Over the last few decades, Computer Science has become more prominent in finance and economics. Leading financial institutions are utilizing computers to produce outcomes. For instance, JP Morgan, Chase, and Barclays rely on supercomputers to assess a stock portfolio’s risk or forecast an asset’s future worth. How is this accomplished?
In this article, I will examine how computers assess sentiment and apply machine learning to optimize investment returns.
## Sentiment Analysis
The market has transitioned from instinct-based investing to trusting computer programs. The era of traders hurriedly buying and selling stocks on trading floors is fading. Replacing these floor traders are quantitative analysts, or quants for short. Quants create computer algorithms with a strong focus on mathematics to execute trades and predict a stock’s future performance.
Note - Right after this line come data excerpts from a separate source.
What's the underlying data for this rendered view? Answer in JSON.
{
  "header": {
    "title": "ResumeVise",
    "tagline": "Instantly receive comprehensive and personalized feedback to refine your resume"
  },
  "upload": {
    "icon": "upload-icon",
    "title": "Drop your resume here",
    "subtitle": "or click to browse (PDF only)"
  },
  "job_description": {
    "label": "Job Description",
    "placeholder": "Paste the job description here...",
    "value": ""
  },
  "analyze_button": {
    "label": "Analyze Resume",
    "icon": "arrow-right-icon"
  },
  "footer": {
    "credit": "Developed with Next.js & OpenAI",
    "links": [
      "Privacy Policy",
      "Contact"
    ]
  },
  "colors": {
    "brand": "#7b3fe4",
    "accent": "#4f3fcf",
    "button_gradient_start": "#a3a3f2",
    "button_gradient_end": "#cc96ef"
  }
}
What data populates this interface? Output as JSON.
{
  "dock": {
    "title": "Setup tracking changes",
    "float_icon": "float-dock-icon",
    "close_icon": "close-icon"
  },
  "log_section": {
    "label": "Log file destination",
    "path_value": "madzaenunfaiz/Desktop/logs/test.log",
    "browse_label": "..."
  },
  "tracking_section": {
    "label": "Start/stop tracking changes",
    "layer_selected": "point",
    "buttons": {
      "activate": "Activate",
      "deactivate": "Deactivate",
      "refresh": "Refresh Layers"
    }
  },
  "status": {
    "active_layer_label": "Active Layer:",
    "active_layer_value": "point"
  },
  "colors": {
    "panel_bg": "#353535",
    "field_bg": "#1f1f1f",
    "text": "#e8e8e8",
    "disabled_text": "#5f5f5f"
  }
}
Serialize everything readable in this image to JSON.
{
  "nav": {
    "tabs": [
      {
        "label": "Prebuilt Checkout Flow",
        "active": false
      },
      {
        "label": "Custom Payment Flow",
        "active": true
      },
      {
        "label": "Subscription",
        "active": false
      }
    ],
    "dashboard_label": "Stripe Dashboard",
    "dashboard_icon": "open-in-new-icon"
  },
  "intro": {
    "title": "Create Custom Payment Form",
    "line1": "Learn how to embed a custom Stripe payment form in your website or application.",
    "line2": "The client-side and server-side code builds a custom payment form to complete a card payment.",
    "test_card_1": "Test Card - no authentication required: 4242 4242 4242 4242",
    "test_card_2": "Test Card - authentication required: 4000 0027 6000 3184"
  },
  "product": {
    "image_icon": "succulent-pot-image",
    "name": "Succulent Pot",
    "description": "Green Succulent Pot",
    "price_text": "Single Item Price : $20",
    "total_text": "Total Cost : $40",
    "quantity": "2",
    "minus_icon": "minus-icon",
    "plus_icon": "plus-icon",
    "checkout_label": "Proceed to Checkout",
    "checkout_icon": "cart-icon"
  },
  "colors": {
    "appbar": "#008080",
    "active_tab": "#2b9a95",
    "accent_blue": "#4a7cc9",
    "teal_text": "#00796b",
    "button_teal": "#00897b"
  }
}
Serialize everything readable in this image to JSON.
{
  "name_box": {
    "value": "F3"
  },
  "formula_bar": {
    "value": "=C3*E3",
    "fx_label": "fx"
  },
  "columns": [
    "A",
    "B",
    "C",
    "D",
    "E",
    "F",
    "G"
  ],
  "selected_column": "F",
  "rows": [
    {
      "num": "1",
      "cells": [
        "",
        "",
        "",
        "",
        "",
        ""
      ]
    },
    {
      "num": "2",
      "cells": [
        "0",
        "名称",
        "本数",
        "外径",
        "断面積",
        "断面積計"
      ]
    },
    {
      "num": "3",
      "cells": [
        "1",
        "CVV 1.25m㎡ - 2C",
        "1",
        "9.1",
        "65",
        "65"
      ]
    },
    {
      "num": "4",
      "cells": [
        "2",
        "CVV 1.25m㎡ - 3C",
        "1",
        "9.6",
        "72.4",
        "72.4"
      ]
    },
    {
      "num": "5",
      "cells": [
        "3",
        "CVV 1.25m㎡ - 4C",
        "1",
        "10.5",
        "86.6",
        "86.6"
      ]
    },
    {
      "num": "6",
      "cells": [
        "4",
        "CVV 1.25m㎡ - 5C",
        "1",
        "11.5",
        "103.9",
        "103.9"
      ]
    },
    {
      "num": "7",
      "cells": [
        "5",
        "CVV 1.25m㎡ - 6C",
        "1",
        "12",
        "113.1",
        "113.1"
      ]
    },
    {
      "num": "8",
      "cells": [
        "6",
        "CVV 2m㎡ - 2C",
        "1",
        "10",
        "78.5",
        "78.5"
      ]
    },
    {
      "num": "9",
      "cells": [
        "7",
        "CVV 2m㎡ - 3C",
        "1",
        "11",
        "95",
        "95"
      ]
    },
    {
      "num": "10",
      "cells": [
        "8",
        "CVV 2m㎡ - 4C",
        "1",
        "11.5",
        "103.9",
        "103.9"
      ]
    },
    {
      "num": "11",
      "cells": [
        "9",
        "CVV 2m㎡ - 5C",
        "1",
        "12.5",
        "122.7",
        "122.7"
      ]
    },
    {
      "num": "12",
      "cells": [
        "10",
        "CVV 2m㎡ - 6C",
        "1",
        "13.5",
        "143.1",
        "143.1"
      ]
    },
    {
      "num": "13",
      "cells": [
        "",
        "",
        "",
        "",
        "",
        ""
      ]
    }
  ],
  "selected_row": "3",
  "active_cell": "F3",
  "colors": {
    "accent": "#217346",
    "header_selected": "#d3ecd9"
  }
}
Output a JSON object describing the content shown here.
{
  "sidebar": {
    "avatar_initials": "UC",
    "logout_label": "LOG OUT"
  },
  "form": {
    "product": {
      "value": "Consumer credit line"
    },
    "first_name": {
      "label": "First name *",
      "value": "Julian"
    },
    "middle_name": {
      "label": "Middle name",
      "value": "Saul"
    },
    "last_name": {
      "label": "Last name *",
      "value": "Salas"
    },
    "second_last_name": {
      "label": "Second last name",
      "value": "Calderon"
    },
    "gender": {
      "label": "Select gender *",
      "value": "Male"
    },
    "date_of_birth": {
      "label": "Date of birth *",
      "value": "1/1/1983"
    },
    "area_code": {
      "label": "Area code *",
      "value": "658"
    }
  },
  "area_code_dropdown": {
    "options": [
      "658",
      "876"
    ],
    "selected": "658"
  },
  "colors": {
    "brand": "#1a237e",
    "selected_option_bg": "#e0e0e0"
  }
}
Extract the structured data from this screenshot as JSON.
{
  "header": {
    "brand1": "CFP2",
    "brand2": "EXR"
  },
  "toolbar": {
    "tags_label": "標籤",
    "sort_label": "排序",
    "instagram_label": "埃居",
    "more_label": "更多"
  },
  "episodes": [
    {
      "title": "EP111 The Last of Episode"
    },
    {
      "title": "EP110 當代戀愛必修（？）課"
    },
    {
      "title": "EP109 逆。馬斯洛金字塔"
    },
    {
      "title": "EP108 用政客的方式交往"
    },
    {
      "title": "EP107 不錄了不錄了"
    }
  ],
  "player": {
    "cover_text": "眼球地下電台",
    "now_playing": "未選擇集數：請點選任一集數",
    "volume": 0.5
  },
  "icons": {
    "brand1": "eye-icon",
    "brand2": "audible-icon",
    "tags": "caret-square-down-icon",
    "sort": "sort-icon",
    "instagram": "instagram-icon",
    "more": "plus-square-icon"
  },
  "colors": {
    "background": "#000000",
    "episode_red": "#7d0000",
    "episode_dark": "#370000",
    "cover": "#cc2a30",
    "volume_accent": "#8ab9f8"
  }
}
Acknowledging this market shift, Dow Jones has developed a lexicon to enable computers to efficiently analyze stock movements. Another term for lexicon is dictionary. The Dow Jones Lexicon (DJL) compiles financial news and translates it into a format that computers comprehend. Additionally, the DJL comprises six distinct dictionaries, all developed by Bill McDonald, a finance professor at the University of Notre Dame. Nonetheless, financial firms are allowed to design their own dictionaries to meet specific requirements.
When a computer possesses a lexicon, it can differentiate between positive and negative news. This helps inform traders whether it’s prudent to make a trade for a particular stock.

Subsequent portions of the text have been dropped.